Gene Moy (梅忠毅) is a user experience architect in Chicago with 12 years experience working on the web. He sometimes thinks every day feels like 1995 all over again. More about Gene »

Designing for edge cases takes a lot of time out of the design process, but we don’t have personas to design scenarios around this time. We have a state about which we don’t have any prior body of data or knowledge except our own collective experience and competitive analysis.
Of course we can begin with interaction design and process flow patterns, such as you might find in Van Duyne, Landay and Hong’s very good The Design of Sites, 2nd Ed. but the interaction design/process flow pattern is only a starting point, and does not go into the edge cases, where 90% of the effort typically goes.
Had I to do this particular job all over again, I think we could have designed for the desired state first, which our client Steve likes to call the “happy path”, and then gone through with the client, where we could enumerate, like the thousand names of Vishnu, all the multitudinous ways it can be broken or deviated from, and these could have been grouped into various affinity groups or paths for scenarios: taking for example the commonly known online checkout process, you might have something we’d call the path of the guest user, the path of the user who has had a CSR create a startup account for them, the path of the user who has a loyalty program card which is not linked to the account, ad nauseam.
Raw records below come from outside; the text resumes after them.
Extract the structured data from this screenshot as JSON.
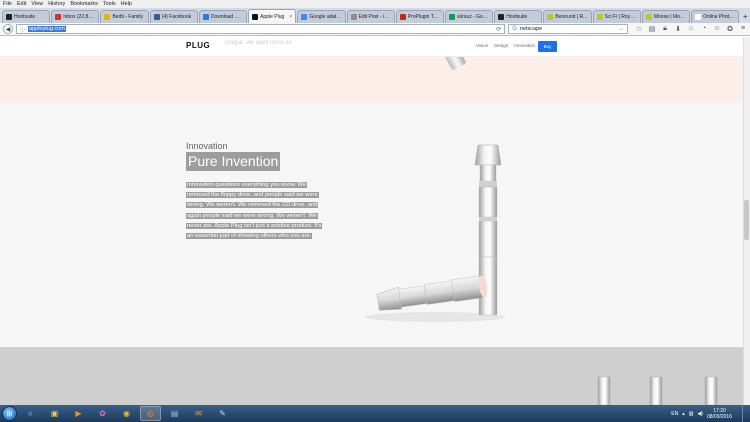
{
  "menu": [
    "File",
    "Edit",
    "View",
    "History",
    "Bookmarks",
    "Tools",
    "Help"
  ],
  "tabs": [
    {
      "label": "Hootsuite",
      "color": "#222222",
      "active": false
    },
    {
      "label": "Inbox (22,800)...",
      "color": "#d93025",
      "active": false
    },
    {
      "label": "Bedti - Family",
      "color": "#e8b400",
      "active": false
    },
    {
      "label": "(4) Facebook",
      "color": "#3b5998",
      "active": false
    },
    {
      "label": "Download Re...",
      "color": "#2a7be4",
      "active": false
    },
    {
      "label": "Apple Plug",
      "color": "#111111",
      "active": true
    },
    {
      "label": "Google adalk...",
      "color": "#4285f4",
      "active": false
    },
    {
      "label": "Edit Post - iPi...",
      "color": "#8c8c8c",
      "active": false
    },
    {
      "label": "ProPlugin Tabl...",
      "color": "#cc2222",
      "active": false
    },
    {
      "label": "sürsuz - Goo...",
      "color": "#0f9d58",
      "active": false
    },
    {
      "label": "Hootsuite",
      "color": "#222222",
      "active": false
    },
    {
      "label": "Benound | R...",
      "color": "#b5c938",
      "active": false
    },
    {
      "label": "Sci Fi | Royalt...",
      "color": "#b5c938",
      "active": false
    },
    {
      "label": "Moose | Mod...",
      "color": "#b5c938",
      "active": false
    },
    {
      "label": "Online Photo Edit...",
      "color": "#ffffff",
      "active": false
    }
  ],
  "nav": {
    "url": "appleplug.com",
    "search_query": "netscape",
    "back_icon": "back-arrow-icon",
    "forward_icon": "forward-arrow-icon"
  },
  "site": {
    "logo_text": "PLUG",
    "ghost_text": "unique. we want more so",
    "nav_links": [
      "Vision",
      "Design",
      "Innovation"
    ],
    "buy_label": "Buy",
    "accent": "#1a73e8"
  },
  "section": {
    "kicker": "Innovation",
    "title": "Pure Invention",
    "body_lines": [
      "Innovation questions everything you know. We",
      "removed the floppy drive, and people said we were",
      "wrong. We weren't. We removed the CD drive, and",
      "again people said we were wrong. We weren't. We",
      "never are. Apple Plug isn't just a pristine product. It's",
      "an essential part of showing others who you are."
    ]
  },
  "taskbar": {
    "apps": [
      {
        "icon": "internet-explorer-icon",
        "glyph": "e",
        "color": "#4aa3f0"
      },
      {
        "icon": "folder-icon",
        "glyph": "▣",
        "color": "#f2c94c"
      },
      {
        "icon": "media-player-icon",
        "glyph": "▶",
        "color": "#f28c28"
      },
      {
        "icon": "paint-icon",
        "glyph": "✿",
        "color": "#e86fd0"
      },
      {
        "icon": "chrome-icon",
        "glyph": "◉",
        "color": "#f4c20d"
      },
      {
        "icon": "firefox-icon",
        "glyph": "◍",
        "color": "#f27418"
      },
      {
        "icon": "remote-desktop-icon",
        "glyph": "▤",
        "color": "#8fc3ef"
      },
      {
        "icon": "outlook-icon",
        "glyph": "✉",
        "color": "#f6a21a"
      },
      {
        "icon": "tools-icon",
        "glyph": "✎",
        "color": "#cfd8e3"
      }
    ],
    "lang": "EN",
    "time": "17:20",
    "date": "08/09/2016"
  }
}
Then they could have been laid out and themselves tested for breakability. At that point those paths actually could have been focused upon separately allowing the work to continue focused and unabated and leaving the necessary discussion devoted at that time and that time only to those paths.
Probably would have helped to have started with a review of what the platform does out of box, but when it comes to design time that type of knowledge is architectural and some of the details we’re looking for are quite granular, so, probably we could have compiled a list of questions and passed it to the architect or tech lead for answering.
At least, that’s the way it plays out in my mind.